Des amas filandreux, verts ou bruns, peuvent apparaître dans l’eau, flottant librement ou accrochés aux végétaux. Ce sont des algues filamenteuses. Si elles persistent, procédez à un râtelage : retirez les algues avec un râteau en veillant à ne pas arracher les autres plantes. Vous pouvez réaliser ces travaux en automne en extrayant environ 2/3 des algues ou épisodiquement durant tout l’été.

Un faucardage à l’automne

Cette technique d’entretien est destinée à faucher les plantes de la berge à 10cm au dessus de la surface de l’eau. Elle permet de supprimer les parties fanées en fin de saison, d’évacuer hors de la mare les substances polluantes stockées par les végétaux épurateurs, de limiter l’apport de matière organique et de rajeunir le peuplement végétal. Le faucardage se fait en automne une fois par an sur les 2/3 de la surface de la mare.

Un étirage annuel

Lorsque la végétation de la mare est bien développée, un « étirage » annuel devient nécessaire.
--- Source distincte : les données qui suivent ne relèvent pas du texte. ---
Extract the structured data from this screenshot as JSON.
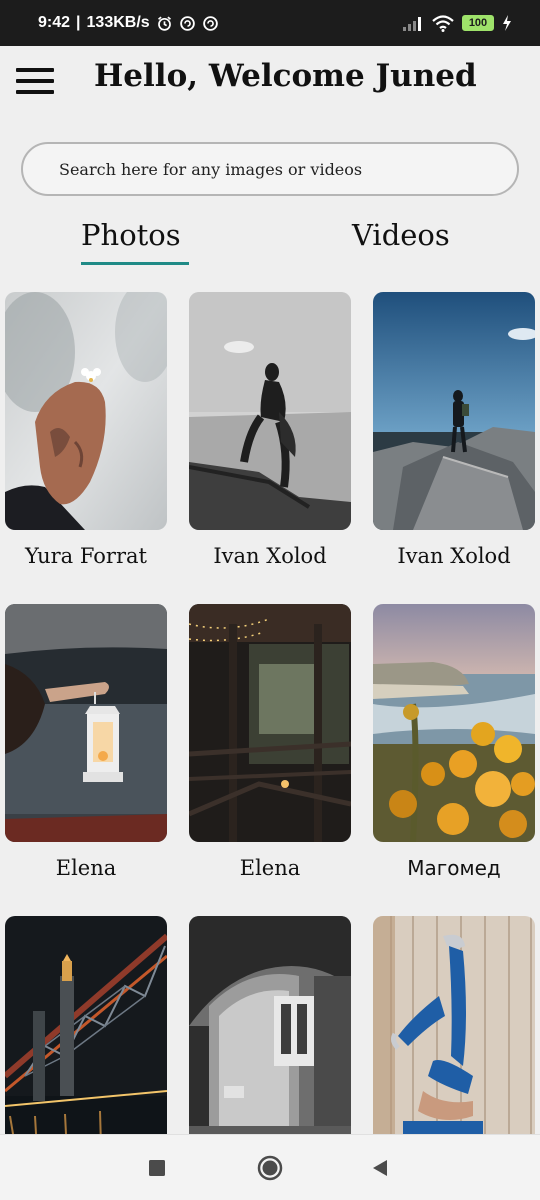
{
  "status_bar": {
    "time": "9:42",
    "speed": "133KB/s",
    "battery": "100",
    "icons": [
      "alarm-icon",
      "sync-icon",
      "sync-icon",
      "signal-icon",
      "wifi-icon",
      "battery-icon",
      "charging-icon"
    ]
  },
  "header": {
    "title": "Hello, Welcome Juned",
    "menu_icon": "hamburger-menu-icon"
  },
  "search": {
    "placeholder": "Search here for any images or videos",
    "value": ""
  },
  "tabs": [
    {
      "label": "Photos",
      "active": true
    },
    {
      "label": "Videos",
      "active": false
    }
  ],
  "accent_color": "#1f8a86",
  "gallery": [
    {
      "author": "Yura Forrat",
      "image": "hand holding small white flower"
    },
    {
      "author": "Ivan Xolod",
      "image": "woman on rocks black and white"
    },
    {
      "author": "Ivan Xolod",
      "image": "person standing on concrete blocks by sea"
    },
    {
      "author": "Elena",
      "image": "hand holding lantern by lake"
    },
    {
      "author": "Elena",
      "image": "dark porch with string lights"
    },
    {
      "author": "Магомед",
      "image": "yellow flowers and sea cliffs"
    },
    {
      "author": "",
      "image": "lit bridge at night"
    },
    {
      "author": "",
      "image": "arched corridor black and white"
    },
    {
      "author": "",
      "image": "person doing handstand against wooden wall"
    }
  ],
  "nav_bar": {
    "buttons": [
      "recents-square-icon",
      "home-circle-icon",
      "back-triangle-icon"
    ]
  }
}
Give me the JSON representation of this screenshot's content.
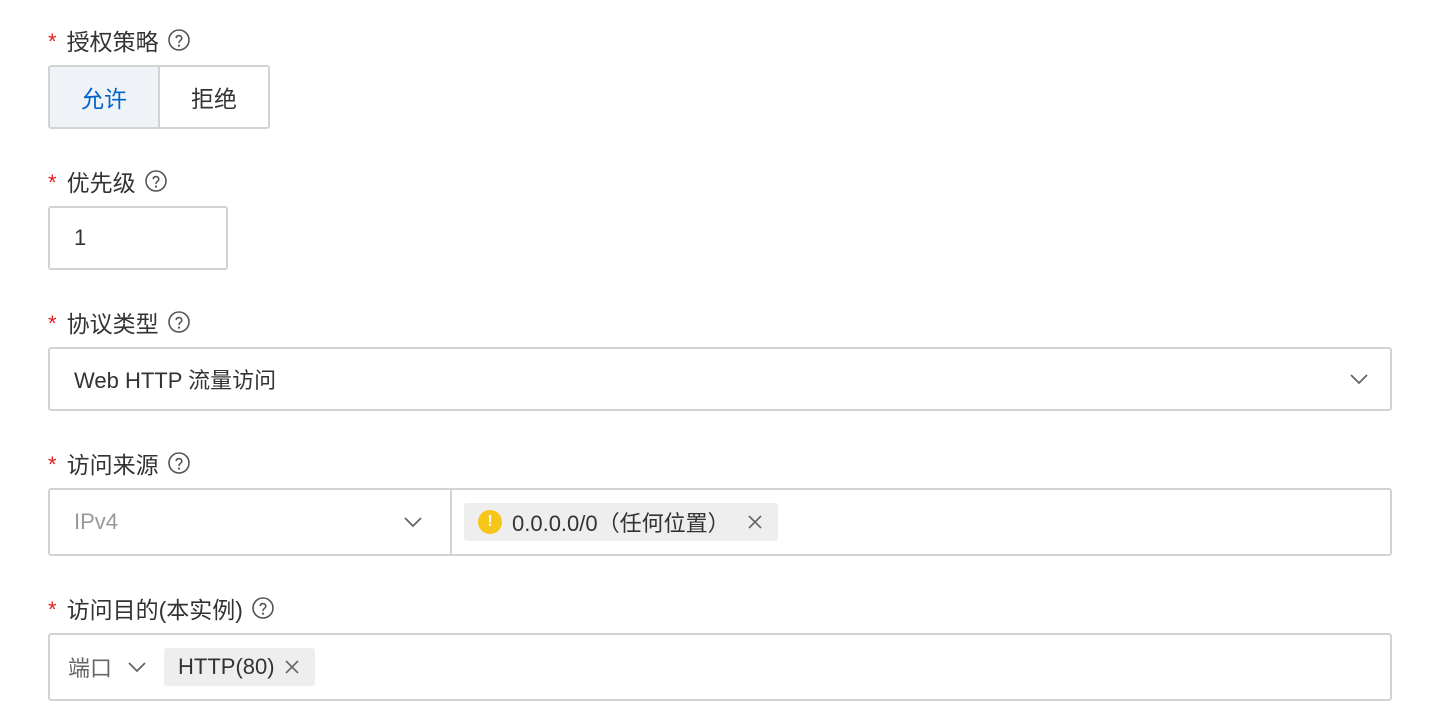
{
  "fields": {
    "policy": {
      "label": "授权策略",
      "options": [
        "允许",
        "拒绝"
      ],
      "selected": "允许"
    },
    "priority": {
      "label": "优先级",
      "value": "1"
    },
    "protocol": {
      "label": "协议类型",
      "value": "Web HTTP 流量访问"
    },
    "source": {
      "label": "访问来源",
      "type_value": "IPv4",
      "tag": "0.0.0.0/0（任何位置）"
    },
    "destination": {
      "label": "访问目的(本实例)",
      "type_value": "端口",
      "tag": "HTTP(80)"
    }
  },
  "required_mark": "*",
  "colors": {
    "accent": "#0064c8",
    "required": "#e02020",
    "warning": "#f5c518",
    "border": "#d3d3d3",
    "tag_bg": "#eeeeee",
    "active_bg": "#eff3f8"
  },
  "icons": {
    "help": "help-circle-icon",
    "dropdown": "chevron-down-icon",
    "remove": "close-icon",
    "warning": "warning-icon"
  }
}
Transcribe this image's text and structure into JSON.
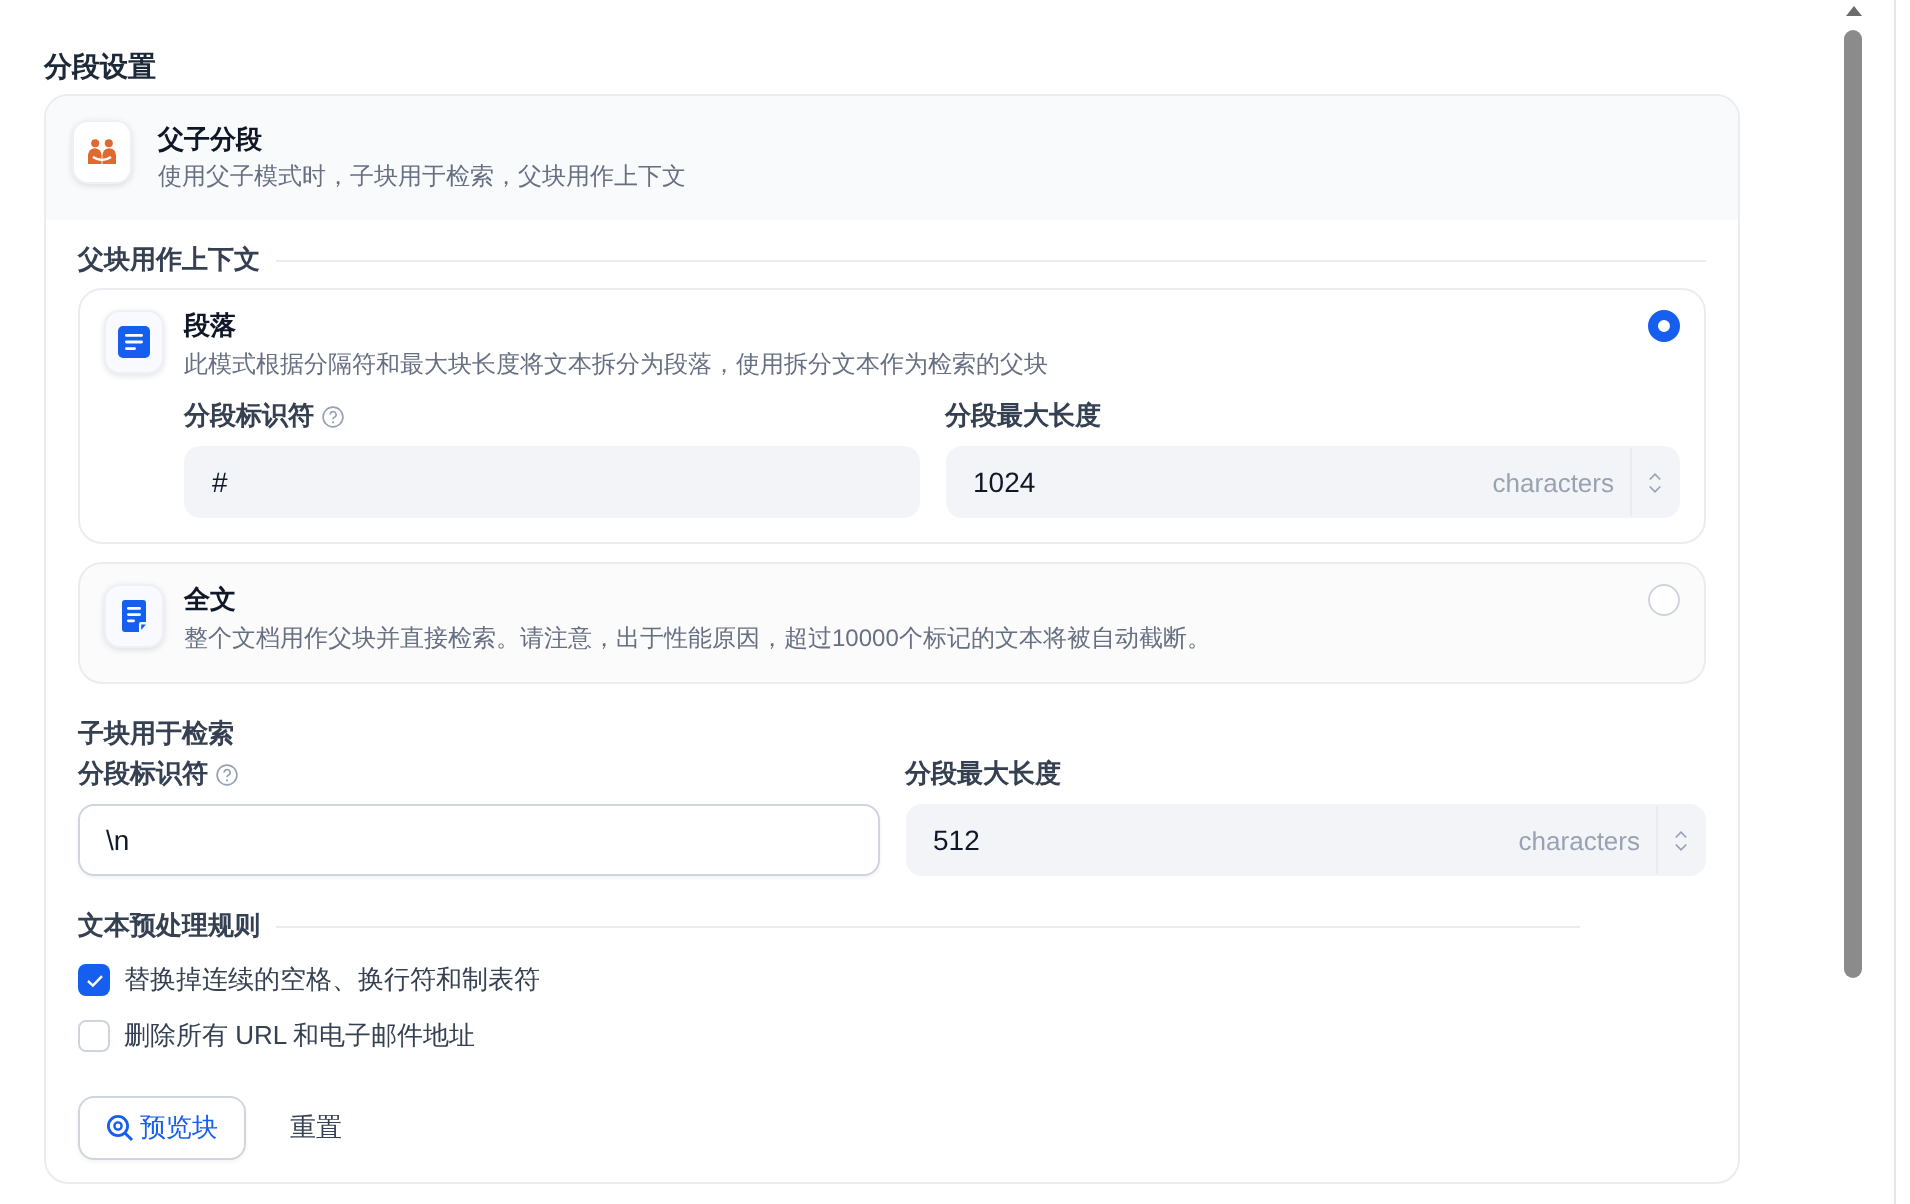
{
  "section_title": "分段设置",
  "mode": {
    "title": "父子分段",
    "description": "使用父子模式时，子块用于检索，父块用作上下文"
  },
  "parent_context": {
    "heading": "父块用作上下文",
    "options": [
      {
        "kind": "paragraph",
        "title": "段落",
        "description": "此模式根据分隔符和最大块长度将文本拆分为段落，使用拆分文本作为检索的父块",
        "selected": true,
        "fields": [
          {
            "kind": "separator",
            "label": "分段标识符",
            "value": "#",
            "focused": false
          },
          {
            "kind": "number",
            "label": "分段最大长度",
            "value": "1024",
            "unit": "characters",
            "focused": false
          }
        ]
      },
      {
        "kind": "full_doc",
        "title": "全文",
        "description": "整个文档用作父块并直接检索。请注意，出于性能原因，超过10000个标记的文本将被自动截断。",
        "selected": false
      }
    ]
  },
  "child_retrieval": {
    "heading": "子块用于检索",
    "fields": [
      {
        "kind": "separator",
        "label": "分段标识符",
        "value": "\\n",
        "focused": true
      },
      {
        "kind": "number",
        "label": "分段最大长度",
        "value": "512",
        "unit": "characters",
        "focused": false
      }
    ]
  },
  "preprocessing": {
    "heading": "文本预处理规则",
    "rules": [
      {
        "label": "替换掉连续的空格、换行符和制表符",
        "checked": true
      },
      {
        "label": "删除所有 URL 和电子邮件地址",
        "checked": false
      }
    ]
  },
  "actions": [
    {
      "kind": "preview",
      "label": "预览块"
    },
    {
      "kind": "reset",
      "label": "重置"
    }
  ]
}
Il consiste à arracher les végétaux aquatiques ou de berge en surnombre afin d’éviter l’envahissement du plan d’eau et la prédominance d’une ou plusieurs espèces. Certaines plantes à rhizomes sont très vigoureuses et difficiles à extraire (roseau et massette), ne vous laissez pas surprendre par leur prolifération. Les plantes déracinées sont laissées sur les berges durant au moins une journée afin de permettre aux animaux qu’elles hébergent de rejoindre l’eau. Procédez à cette opération par enlèvement de quelques pieds tout au long de l’année ou en une seule intervention en automne.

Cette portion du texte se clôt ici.